Ah, yes, glamping, where "roughing it" means having to flick the bug off your duvet cover or throw another Duraflame log on the fire. The muffin-top-shaped dwellings are part of this trend, which is still going strong more than a decade after landing on our shores from Europe. Last year, 4.8 million households with first-time campers tried glamping, up from 1.3 million in 2019, according to Kampgrounds of America's 2021 North American Camping Report. Travelers are clearly seeking nature-centric escapes that feel more like a snug cashmere throw than a scratchy wool camping blanket.
"Yurts remind me of being a kid again," said Colin Sternagel, who lived in Mongolia for seven months before founding SunTime Yurts, which imports the shelters from the Central Asian country. "They are like the ultimate fort made of blankets and have the coziness of a [Volkswagen] Westfalia, but are better insulated."
Much like tents and cabins, yurts weren't — and still aren't — always cushy affairs. The felt-and-wood homes originated in Mongolia several thousand years ago as mobile lodging for nomadic herders living and working on the Gobi Desert steppes. Mongolian ruler Genghis Khan used gers, the local word for the structure, on his military campaigns. The yurt's main selling points are its portability, durability and quick assembly. Paula Sabloff, a political anthropologist who curated the traveling exhibit, "Modern Mongolia: Reclaiming Genghis Khan," said a Mongolian family can break down and erect a yurt in less than an hour. (By comparison, Solar Solitude took five months to build.
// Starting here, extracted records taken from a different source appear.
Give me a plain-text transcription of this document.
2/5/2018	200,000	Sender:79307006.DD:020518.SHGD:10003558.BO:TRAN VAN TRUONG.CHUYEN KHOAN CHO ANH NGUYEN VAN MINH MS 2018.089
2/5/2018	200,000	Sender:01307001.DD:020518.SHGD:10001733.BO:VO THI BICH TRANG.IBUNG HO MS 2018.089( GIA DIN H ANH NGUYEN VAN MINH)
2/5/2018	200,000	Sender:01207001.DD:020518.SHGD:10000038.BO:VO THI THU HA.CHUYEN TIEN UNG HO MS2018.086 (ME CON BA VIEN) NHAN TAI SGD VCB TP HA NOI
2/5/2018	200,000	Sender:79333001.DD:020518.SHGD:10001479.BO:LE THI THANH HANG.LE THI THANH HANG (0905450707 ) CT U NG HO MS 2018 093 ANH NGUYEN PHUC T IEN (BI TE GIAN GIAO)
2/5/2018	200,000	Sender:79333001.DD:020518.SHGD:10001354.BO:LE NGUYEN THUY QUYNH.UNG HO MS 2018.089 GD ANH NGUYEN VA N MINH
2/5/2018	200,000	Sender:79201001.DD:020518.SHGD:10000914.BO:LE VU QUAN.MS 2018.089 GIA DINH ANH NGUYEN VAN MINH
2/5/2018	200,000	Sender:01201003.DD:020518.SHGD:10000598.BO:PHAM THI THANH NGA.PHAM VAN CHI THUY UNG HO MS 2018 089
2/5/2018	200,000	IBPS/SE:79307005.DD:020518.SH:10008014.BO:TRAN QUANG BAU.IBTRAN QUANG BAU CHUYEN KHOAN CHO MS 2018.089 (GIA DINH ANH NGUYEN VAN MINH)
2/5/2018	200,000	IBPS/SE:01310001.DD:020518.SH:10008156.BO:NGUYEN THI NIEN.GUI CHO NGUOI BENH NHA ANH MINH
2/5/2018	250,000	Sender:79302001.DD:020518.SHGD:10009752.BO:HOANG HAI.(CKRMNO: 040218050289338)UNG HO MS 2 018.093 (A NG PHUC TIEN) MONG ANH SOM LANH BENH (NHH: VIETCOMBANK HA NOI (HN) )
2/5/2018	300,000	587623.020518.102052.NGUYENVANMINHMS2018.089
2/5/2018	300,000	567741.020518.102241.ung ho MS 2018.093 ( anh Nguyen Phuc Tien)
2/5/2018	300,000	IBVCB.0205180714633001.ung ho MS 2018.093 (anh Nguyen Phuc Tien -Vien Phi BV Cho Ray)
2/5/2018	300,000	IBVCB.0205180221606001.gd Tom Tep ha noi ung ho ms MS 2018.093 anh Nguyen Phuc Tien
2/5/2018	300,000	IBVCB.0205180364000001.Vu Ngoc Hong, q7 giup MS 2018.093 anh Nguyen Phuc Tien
Blame the contractor.)
"A friend once said that one is not a true Mongolian man if he cannot assemble a yurt," Sabloff said. "He was, of course, Mongolian."
The yurt's simple structure belies its sophisticated engineering. The latticework walls, door frame, rafters and center ring all work together to create compression, tension and balance. The canvas or vinyl cover helps keep the yurt warm, cool or dry, depending on the weather. Of course, you would never know the genius from a passing glance. When I first drove up the long gravel driveway to Solar Solitude, I wondered if I had booked a circus tent or, based on its color, Papa Smurf's mushroom house.
"Everybody is really curious about it, even if they don't know it's called a yurt," said Russell Prechtl, who with his husband built Solar Solitude last year and started renting the property in March. "They want to know why it doesn't get blown away in high winds." (This is why: The wood frame is bolted down, and the fabric is attached to the foundation via a large metal coil on the perimeter.)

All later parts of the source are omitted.